Less than a month after Fed Chairman Alan Greenspan first used the word "froth" to describe overheated housing markets, a new "f" word is stealing the headlines in Boston Globe: Foreclosures!
During the last two days, the Boston Globe has run seven stories -- count em, SEVEN stories! -- on foreclosures in the main and regional versions of the paper. The lead story on Saturday, June 18, 2005 -- Foreclosure filings jump in Mass. as home values soar -- was the fourth Boston Globe front page story on real estate in the past six weeks.
A second Associated Press story appeared on Saturday, State foreclosure filings jump 28 percent in early part of year, followed by regional versions in Sunday's paper (see list of links below). According to the Globe:
Secretary of State William Galvin listed numerous factors in the sharp increase in foreclosures, including high housing prices, lenders' willingness to give loans without a major downpayment and people's desires to own something priced beyond their means.
"When you tie all these factors together ... you have a recipe for disaster," said Galvin, whose office oversees the registries of deeds in most of the state's 14 counties.
Headlines in regional editions of the Boston Sunday Globe on June 19, 2005 mirrored Galvin's comment:
In hot market, some feel chill of foreclosure
Loss of dream house is a nightmare for Peabody coupleThe real estate boom's flip side: foreclosures
Filings skyrocket as overextended homeowners fall prey to personal debt, predatory lendersHousing foreclosures expected to rise
Ease of borrowing money, uncertain economy leave some homeowners struggling to keep upEconomic woes hit home, as foreclosure rate soars
In hot housing market, the chill of foreclosure
Number of people losing their homes is on the rise
Many of the statistics used in the lead story and regional editions were from ForeclosuresMass. The group will be hosting a number of educational events for foreclosure investors in coming weeks, including a FREE one-hour tele-seminar on July 13, followed by a one-day foreclosure seminar on July 23, and a two-day Foreclosure Summit in 2006.
During the last real estate down turn, The Real Estate Cafe's founder, Bill Wendel, helped eight government agencies auction foreclosed properties to low and moderate income households in 50 major cities across 25 states between 1990 and 1995. Foreclosures during that period increased after the housing market changed.

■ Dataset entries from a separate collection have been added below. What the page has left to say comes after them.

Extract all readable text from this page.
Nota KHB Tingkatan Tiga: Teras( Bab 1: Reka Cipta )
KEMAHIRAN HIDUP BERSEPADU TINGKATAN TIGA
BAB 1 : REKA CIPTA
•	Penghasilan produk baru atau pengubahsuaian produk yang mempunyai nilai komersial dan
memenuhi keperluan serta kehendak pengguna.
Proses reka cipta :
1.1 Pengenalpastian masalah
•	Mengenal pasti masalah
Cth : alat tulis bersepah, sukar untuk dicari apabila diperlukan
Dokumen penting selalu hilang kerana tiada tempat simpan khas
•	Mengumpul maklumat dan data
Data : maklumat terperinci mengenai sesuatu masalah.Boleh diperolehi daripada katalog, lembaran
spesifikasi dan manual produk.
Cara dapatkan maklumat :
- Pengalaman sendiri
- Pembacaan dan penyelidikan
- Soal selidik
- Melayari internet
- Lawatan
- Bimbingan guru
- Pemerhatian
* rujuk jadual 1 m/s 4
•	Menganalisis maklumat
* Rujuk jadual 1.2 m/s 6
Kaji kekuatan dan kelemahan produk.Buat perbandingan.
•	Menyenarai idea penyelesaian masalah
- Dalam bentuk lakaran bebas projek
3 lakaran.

In contrast, the Globes headlines repeatedly noted that the foreclosure rate is soaring now at the same time that the housing market is still overheated.
When the market really cools, things will get worse, potentially
much worse. A recent New York Times article called the magnitude of
interest-only and adjustable rate mortgages "The Trillion-Dollar Bet" because "$1 trillion of the nation's mortgage
debt - or about 12 percent of it - [will] switch to adjustable payments in 2007." Will foreclosures spike then?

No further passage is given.